Oh! it is absurd to have a hard-and-fast rule about what one should read and what one shouldn't. More than half of modern culture depends on what one shouldn't read.
The process of reading is not a half sleep, but in the highest sense, an exercise, a gymnast's struggle: that the reader is to do something for him or herself, must be on the alert, just construct indeed the poem, argument, history, metaphysical essay--the text furnishing the hints, the clue, the start, the framework.
Frederick Douglas taught that literacy is the path from slavery to freedom. There are many kinds of slavery and many kinds of freedom, but reading is still the path.
Be sure then to read no mean books. Shun the spawn of the press on the gossip of the hour. Do not read what you shall learn, without asking, in the street and the train.
Reading, after a certain age, diverts the mind too much from its creative pursuits. Any man who reads too much and uses his own brain too little falls into lazy habits of thinking.
A learned man is a sedentary, concentrated solitary enthusiast, who searches through books to discover some particular grain of truth upon which he has set his heart. If the passion for reading conquers him, his gains dwindle and vanish between his fingers. A reader, on the other hand, must check the desire for learning at the outset; if knowledge sticks to him well and good, but to go in pursuit of it, to read on a system, to become a specialist or an authority, is very apt to kill what suits us to consider the more humane passion for pure and disinterested reading.
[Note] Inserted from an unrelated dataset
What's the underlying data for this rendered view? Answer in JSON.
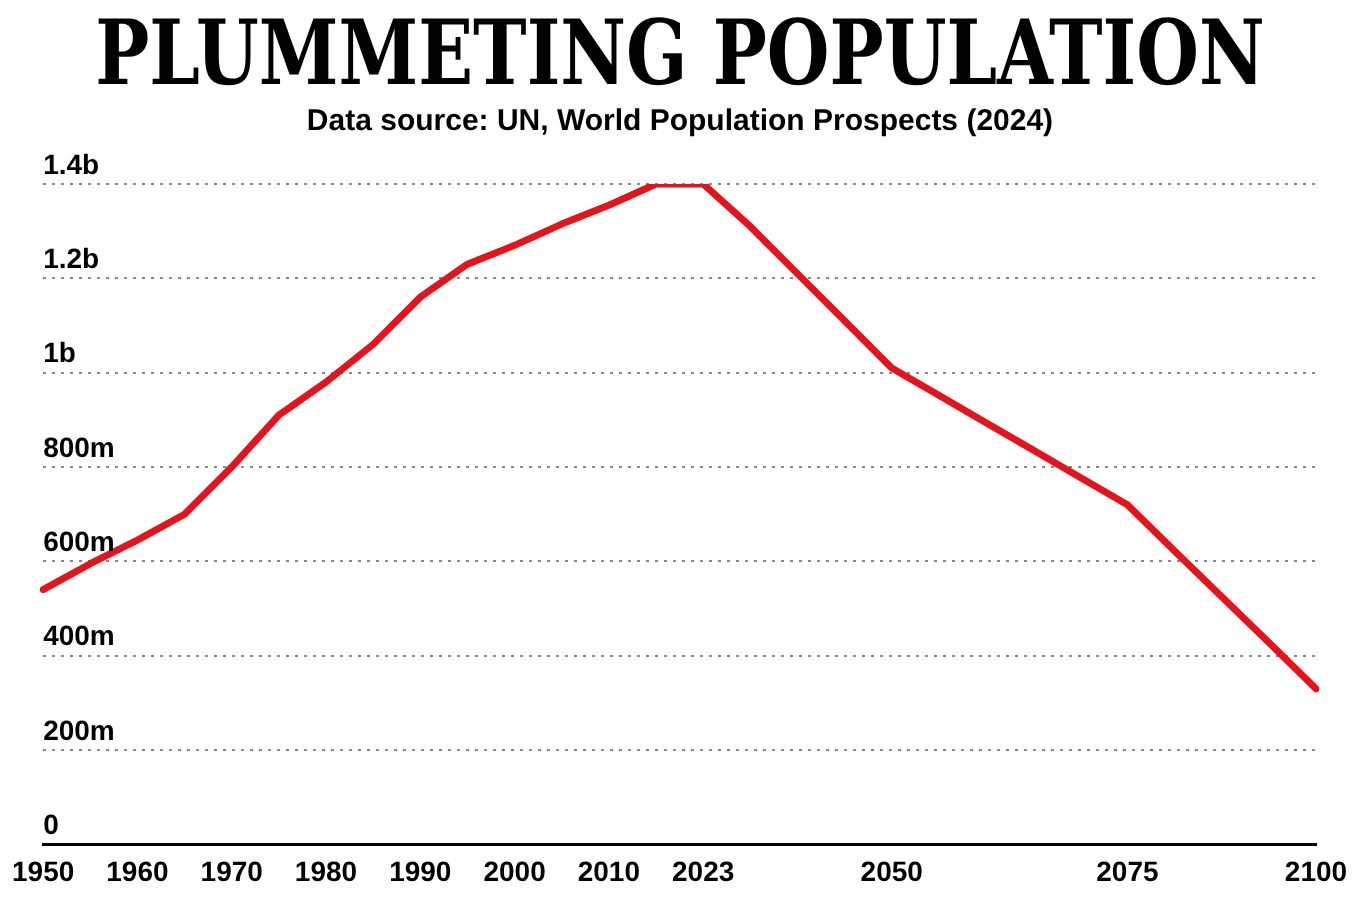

I am so convinced of the advantages of looking at mankind instead of reading about them, . . . that I think there should be a law amongst us to set our young men abroad for a term among the few allies our wars have left us.
Every word we speak is million-faced or convertible to an indefinite number of applications. If it were not so we could read no book. Your remark would only fit your case, not mine.
In an article on Bunyan lately published in the "Contemporary Review" - the only article on the subject worth reading on the subject I ever saw (yes, thank you, I am familiar with Macaulay's patronizing prattle about "The Pilgrim's Progress") etc.
I have to say that my kids, like every child in America, is completely absorbed with Harry Potter. And so, I have gotten sucked into it, too; I can't wait for the next one to come out. I am trying to figure out what happens with Harry and Voldemort. So we have been reading that.